Calculating true interest – the spreadsheet

How was the interest rate in Figure 8 calculated?  Unfortunately, there is no known formula for calculating interest rate directly, by substituting all the other known variables, i.e. the principal and the repayment schedule.  The only way available to us is by trial and error.  This is why comparison exercises between various loan products have proved so difficult before the advent of computers. 

Fortunately, spreadsheets have come to the rescue.  Every serious student of finance should familiarise themselves with this vital tool, which fortunately is very easy to learn and use.

The disk attached to this book includes all the key examples in spreadsheet format.  Some spreadsheets are essential to achieve a solution, for example when comparing any two repayment schedules, in order to identify which one is the best value for money.


What is a spreadsheet?  
For the sake of any spreadsheet novices, it consists of a matrix of cells – rather like a noughts and crosses game but with many more cells, similar to the tables shown earlier.  Letters along the top, and numbers down the side, are used to refer to each cell.  So A1 is the top left hand corner, A2 is the next cell down and B2 the next cell right and so on.

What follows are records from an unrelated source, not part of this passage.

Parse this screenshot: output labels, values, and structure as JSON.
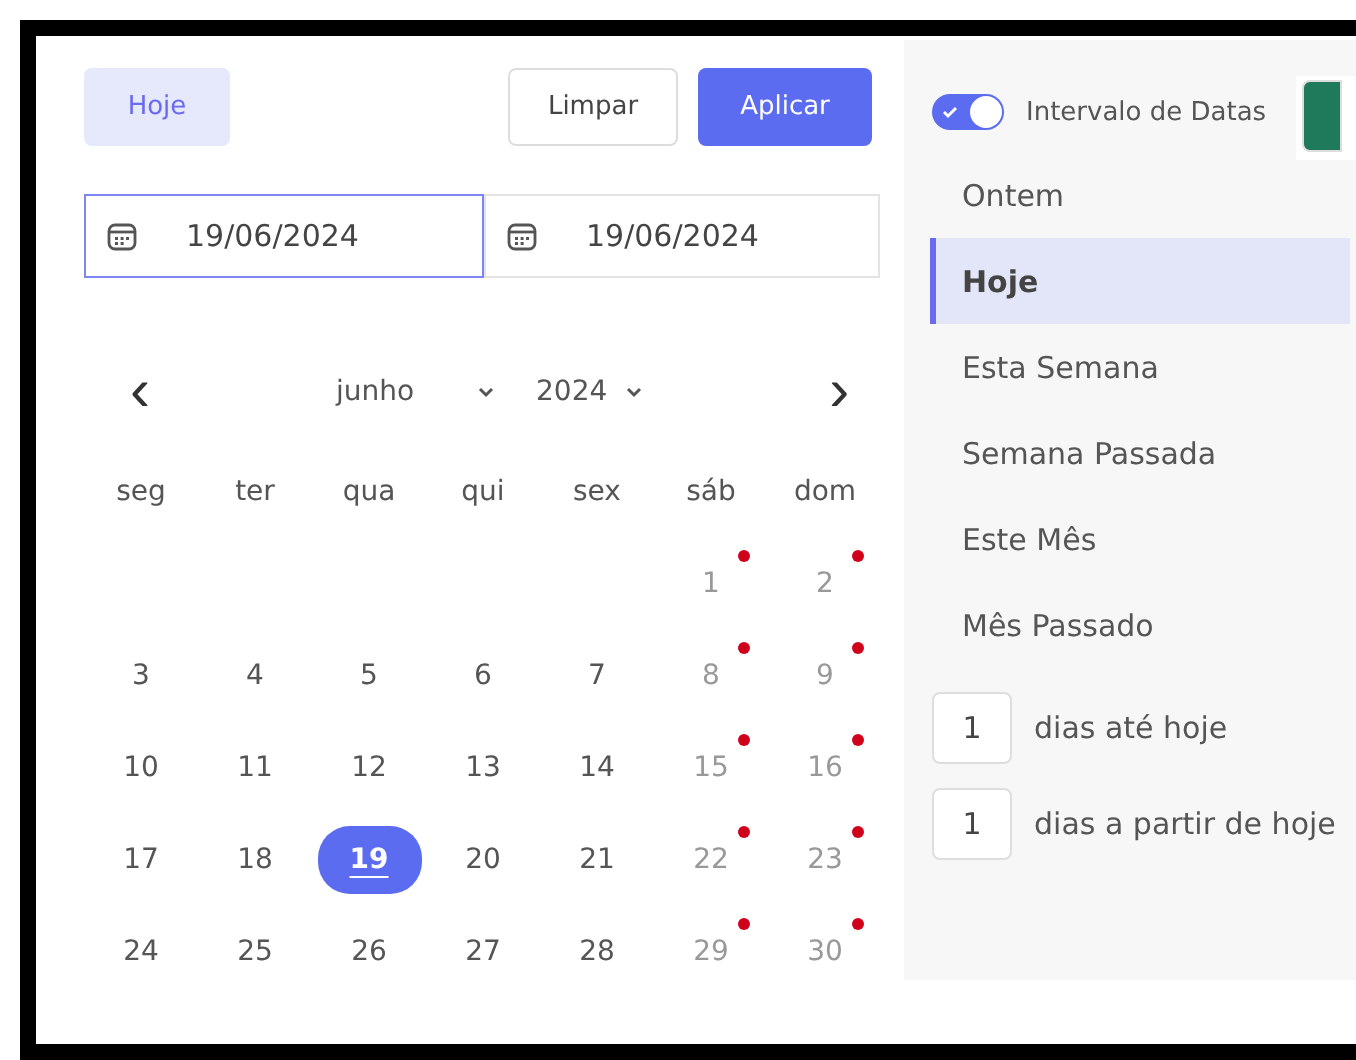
{
  "actions": {
    "today_button": "Hoje",
    "clear_button": "Limpar",
    "apply_button": "Aplicar"
  },
  "date_fields": [
    {
      "value": "19/06/2024",
      "focused": true
    },
    {
      "value": "19/06/2024",
      "focused": false
    }
  ],
  "calendar": {
    "prev": "‹",
    "next": "›",
    "month": "junho",
    "year": "2024",
    "weekdays": [
      {
        "label": "seg"
      },
      {
        "label": "ter"
      },
      {
        "label": "qua"
      },
      {
        "label": "qui"
      },
      {
        "label": "sex"
      },
      {
        "label": "sáb"
      },
      {
        "label": "dom"
      }
    ],
    "days": [
      {
        "label": "1",
        "selected": false,
        "weekend": true,
        "marked": true
      },
      {
        "label": "2",
        "selected": false,
        "weekend": true,
        "marked": true
      },
      {
        "label": "3",
        "selected": false,
        "weekend": false,
        "marked": false
      },
      {
        "label": "4",
        "selected": false,
        "weekend": false,
        "marked": false
      },
      {
        "label": "5",
        "selected": false,
        "weekend": false,
        "marked": false
      },
      {
        "label": "6",
        "selected": false,
        "weekend": false,
        "marked": false
      },
      {
        "label": "7",
        "selected": false,
        "weekend": false,
        "marked": false
      },
      {
        "label": "8",
        "selected": false,
        "weekend": true,
        "marked": true
      },
      {
        "label": "9",
        "selected": false,
        "weekend": true,
        "marked": true
      },
      {
        "label": "10",
        "selected": false,
        "weekend": false,
        "marked": false
      },
      {
        "label": "11",
        "selected": false,
        "weekend": false,
        "marked": false
      },
      {
        "label": "12",
        "selected": false,
        "weekend": false,
        "marked": false
      },
      {
        "label": "13",
        "selected": false,
        "weekend": false,
        "marked": false
      },
      {
        "label": "14",
        "selected": false,
        "weekend": false,
        "marked": false
      },
      {
        "label": "15",
        "selected": false,
        "weekend": true,
        "marked": true
      },
      {
        "label": "16",
        "selected": false,
        "weekend": true,
        "marked": true
      },
      {
        "label": "17",
        "selected": false,
        "weekend": false,
        "marked": false
      },
      {
        "label": "18",
        "selected": false,
        "weekend": false,
        "marked": false
      },
      {
        "label": "19",
        "selected": true,
        "weekend": false,
        "marked": false
      },
      {
        "label": "20",
        "selected": false,
        "weekend": false,
        "marked": false
      },
      {
        "label": "21",
        "selected": false,
        "weekend": false,
        "marked": false
      },
      {
        "label": "22",
        "selected": false,
        "weekend": true,
        "marked": true
      },
      {
        "label": "23",
        "selected": false,
        "weekend": true,
        "marked": true
      },
      {
        "label": "24",
        "selected": false,
        "weekend": false,
        "marked": false
      },
      {
        "label": "25",
        "selected": false,
        "weekend": false,
        "marked": false
      },
      {
        "label": "26",
        "selected": false,
        "weekend": false,
        "marked": false
      },
      {
        "label": "27",
        "selected": false,
        "weekend": false,
        "marked": false
      },
      {
        "label": "28",
        "selected": false,
        "weekend": false,
        "marked": false
      },
      {
        "label": "29",
        "selected": false,
        "weekend": true,
        "marked": true
      },
      {
        "label": "30",
        "selected": false,
        "weekend": true,
        "marked": true
      }
    ]
  },
  "sidebar": {
    "toggle": {
      "label": "Intervalo de Datas",
      "on": true
    },
    "presets": [
      {
        "label": "Ontem",
        "selected": false
      },
      {
        "label": "Hoje",
        "selected": true
      },
      {
        "label": "Esta Semana",
        "selected": false
      },
      {
        "label": "Semana Passada",
        "selected": false
      },
      {
        "label": "Este Mês",
        "selected": false
      },
      {
        "label": "Mês Passado",
        "selected": false
      }
    ],
    "day_inputs": [
      {
        "value": "1",
        "label": "dias até hoje"
      },
      {
        "value": "1",
        "label": "dias a partir de hoje"
      }
    ]
  }
}
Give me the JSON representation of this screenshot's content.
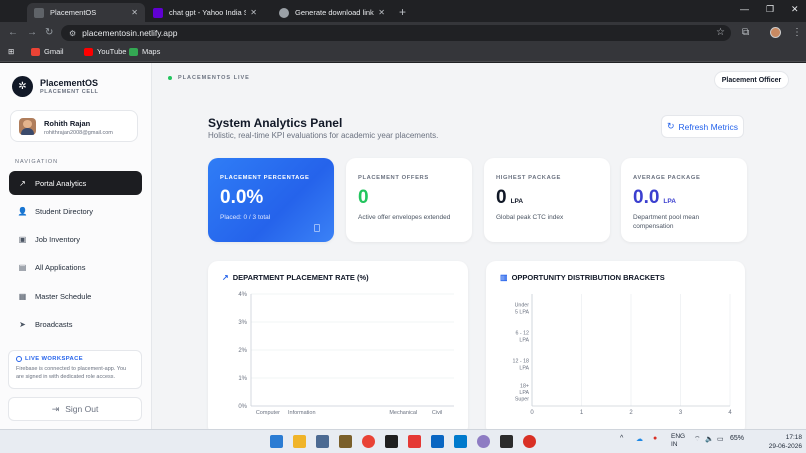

You can then enter figures, text or mathematical formulae in any cell.  But the components of a formula can be referred to by their cell addresses.  If you enter say the number 5 in cell A1, and enter 4 in cell A2, then cell B2 could contain the formula A1 x A2, which will display 20, i.e. 5 x 4.  If you change cell A1 from 5 to say 8, all the other cells are automatically recalculated and B2 will instantly display 32, which is the product of A1 and A2, 8 x 4. 

Spreadsheets contain dozens of really useful tools and features that enable you to construct a complex schedule quite quickly.  They are fun to build and invaluable for getting fast and meaningful results.  


Goal Seek
So back to how this interest rate in Figure 8 was calculated.  One of the tools available to a spreadsheet user is Goal Seek (as called in Microsoft’s latest spreadsheet named Excel; it is called Backsolver in Lotus 123).  This is a totally automated trial and error process.  We need to find an interest rate that amortises the final capital to zero after 12 months given the fixed monthly payment.  Goal Seek will do this in a flash. 

The hard way is to simply enter a succession of trial figures, recalculating each time and then improving your next trial figure, until you reach the end capital you want – usually zero but not always.  The formal way of doing this is called iteration.  This is a structured trial and error process that constantly recalculates a given formula, making finer adjustments to the required parameter on each recalculation, until a result of sufficient accuracy is achieved.  Goal Seek does this automatically.

There are some other very useful spreadsheet functions that make use of a built in iterative process so all the thinking and the action is done for you. Please see the Technical bits for further details. For the moment, please trust the figures until you prove them for yourselves using one of the example spreadsheets provided or by creating a spreadsheet of your own.